# Switch Exercise

## Objective

To gain experience building circuits which use switches to compute logical expressions.

## Cat Selector Circuit

In Code, Petzold designs a circuit to decide if a cat is acceptable according to a logical expression. This is used to illustrate the link between logic and circuits. His circuit is given below:

Below is a Logisim version of the same circuit:

This circuit uses transistors controlled by pins instead of switches which would need to be opened and closed manually. A pin is an input or output of a circuit. Whether the cat is male or female is external to the circuit, so is controlled by a pin.

When the value of (M & N & (W | T)) | (F & N & ~W) | B is true, then the LED will light up. Notice that the ~W is handled with a P-type transistor which closes when a 0 is coming in. The other transistors are all N-type which close on a 1.

## Exercise: Rock, Paper, Scissors

For this lab, you'll build a circuit along similar lines which will compute who wins a game of rock, paper, scissors. In this game, two players throw hand signals representing rock, paper, and scissors. The moves are compared and a winner is decided according to the following rules:

• Rock beats scissors.
• Paper beats rock.
• Scissors beats paper.
• If the same signals are used, the game is a tie.

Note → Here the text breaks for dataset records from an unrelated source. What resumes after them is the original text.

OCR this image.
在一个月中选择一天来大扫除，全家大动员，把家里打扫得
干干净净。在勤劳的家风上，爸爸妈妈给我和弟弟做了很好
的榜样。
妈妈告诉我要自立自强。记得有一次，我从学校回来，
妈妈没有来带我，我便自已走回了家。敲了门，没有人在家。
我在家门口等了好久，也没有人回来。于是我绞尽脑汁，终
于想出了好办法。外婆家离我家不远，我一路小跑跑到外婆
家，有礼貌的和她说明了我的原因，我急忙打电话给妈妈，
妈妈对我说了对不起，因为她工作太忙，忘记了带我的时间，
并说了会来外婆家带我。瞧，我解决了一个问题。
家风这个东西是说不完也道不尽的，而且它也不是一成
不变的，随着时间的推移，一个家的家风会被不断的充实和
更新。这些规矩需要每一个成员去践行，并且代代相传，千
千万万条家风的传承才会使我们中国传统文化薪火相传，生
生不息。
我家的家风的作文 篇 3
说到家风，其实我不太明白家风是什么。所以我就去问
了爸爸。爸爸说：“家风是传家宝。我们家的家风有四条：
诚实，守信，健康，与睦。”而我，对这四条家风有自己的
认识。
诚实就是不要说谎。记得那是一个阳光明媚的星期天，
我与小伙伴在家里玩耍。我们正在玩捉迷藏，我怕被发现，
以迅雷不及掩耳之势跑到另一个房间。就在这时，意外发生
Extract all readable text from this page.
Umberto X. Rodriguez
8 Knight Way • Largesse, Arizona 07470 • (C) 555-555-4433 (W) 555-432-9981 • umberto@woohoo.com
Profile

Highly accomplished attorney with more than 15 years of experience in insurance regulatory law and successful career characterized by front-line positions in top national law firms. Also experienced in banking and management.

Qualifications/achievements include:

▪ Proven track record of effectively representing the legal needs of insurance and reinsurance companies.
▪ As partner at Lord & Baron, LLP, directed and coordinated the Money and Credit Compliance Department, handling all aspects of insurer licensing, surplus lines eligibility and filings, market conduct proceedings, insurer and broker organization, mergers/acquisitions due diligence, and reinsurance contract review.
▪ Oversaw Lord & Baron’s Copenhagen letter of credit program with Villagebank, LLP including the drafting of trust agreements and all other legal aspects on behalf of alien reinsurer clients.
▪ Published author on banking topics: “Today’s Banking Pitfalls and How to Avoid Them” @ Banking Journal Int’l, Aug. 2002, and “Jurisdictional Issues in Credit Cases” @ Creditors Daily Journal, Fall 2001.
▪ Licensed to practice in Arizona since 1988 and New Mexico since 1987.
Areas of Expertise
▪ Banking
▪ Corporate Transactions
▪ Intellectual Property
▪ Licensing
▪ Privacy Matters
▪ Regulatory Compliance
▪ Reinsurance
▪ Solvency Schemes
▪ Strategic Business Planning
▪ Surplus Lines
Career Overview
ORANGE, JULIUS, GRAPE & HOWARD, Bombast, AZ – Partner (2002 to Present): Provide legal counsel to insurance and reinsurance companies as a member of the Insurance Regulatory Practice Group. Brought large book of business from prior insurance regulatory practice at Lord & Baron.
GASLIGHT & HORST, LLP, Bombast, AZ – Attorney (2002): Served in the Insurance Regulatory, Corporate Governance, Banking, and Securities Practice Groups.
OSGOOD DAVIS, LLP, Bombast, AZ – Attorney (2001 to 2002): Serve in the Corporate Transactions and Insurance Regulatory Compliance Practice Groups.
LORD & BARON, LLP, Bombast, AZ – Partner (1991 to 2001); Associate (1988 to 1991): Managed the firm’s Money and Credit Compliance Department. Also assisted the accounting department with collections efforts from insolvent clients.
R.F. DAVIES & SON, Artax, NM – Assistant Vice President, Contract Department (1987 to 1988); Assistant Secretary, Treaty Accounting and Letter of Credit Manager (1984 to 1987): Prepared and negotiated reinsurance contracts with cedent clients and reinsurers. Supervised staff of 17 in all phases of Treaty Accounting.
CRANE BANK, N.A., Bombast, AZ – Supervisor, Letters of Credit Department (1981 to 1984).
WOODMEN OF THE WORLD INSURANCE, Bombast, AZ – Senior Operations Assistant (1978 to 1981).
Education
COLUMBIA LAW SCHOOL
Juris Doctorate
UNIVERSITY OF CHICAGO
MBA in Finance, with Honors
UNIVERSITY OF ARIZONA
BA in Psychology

Your circuit should determine a winner based on the moves of each player.

You should build the circuit out of the following components:

• Pins

You should use 6 pins (found under the wiring menu). Three pins are for player 1, and three are for player 2. Each player has a rock, paper, and scissors pin.

You should change them from three-state pins to two-state pins in the properties menu. Three-state pins can also be "turned off" where they do not represent a 0 or a 1, but that's not needed for this circuit.

You should also label each pin, so it's clear what it does!

• Transistors

For each switch, you'll need a transistor connected to the appropriate pin. Be sure to select the right type between P-type and N-type.

• Power

Each transistor needs a power source on the collector (left side). Whether they each have one, or share one doesn't matter.

• LEDs

You should have two LEDs: one which represents player 1 winning, and another which represents player 2 winning. A tie game would be indicated with both LEDs off. Under no conditions should both LEDs be on!

## Testing

Be sure to test that your circuit lights the appropriate LEDs for each possibility. You should test the case where the players throw the same moves (resulting in a tie), and when no move is thrown.

You don't need to test the case where multiple throws are selected (e.g. if the pins for player 1 throwing rock and paper are both on).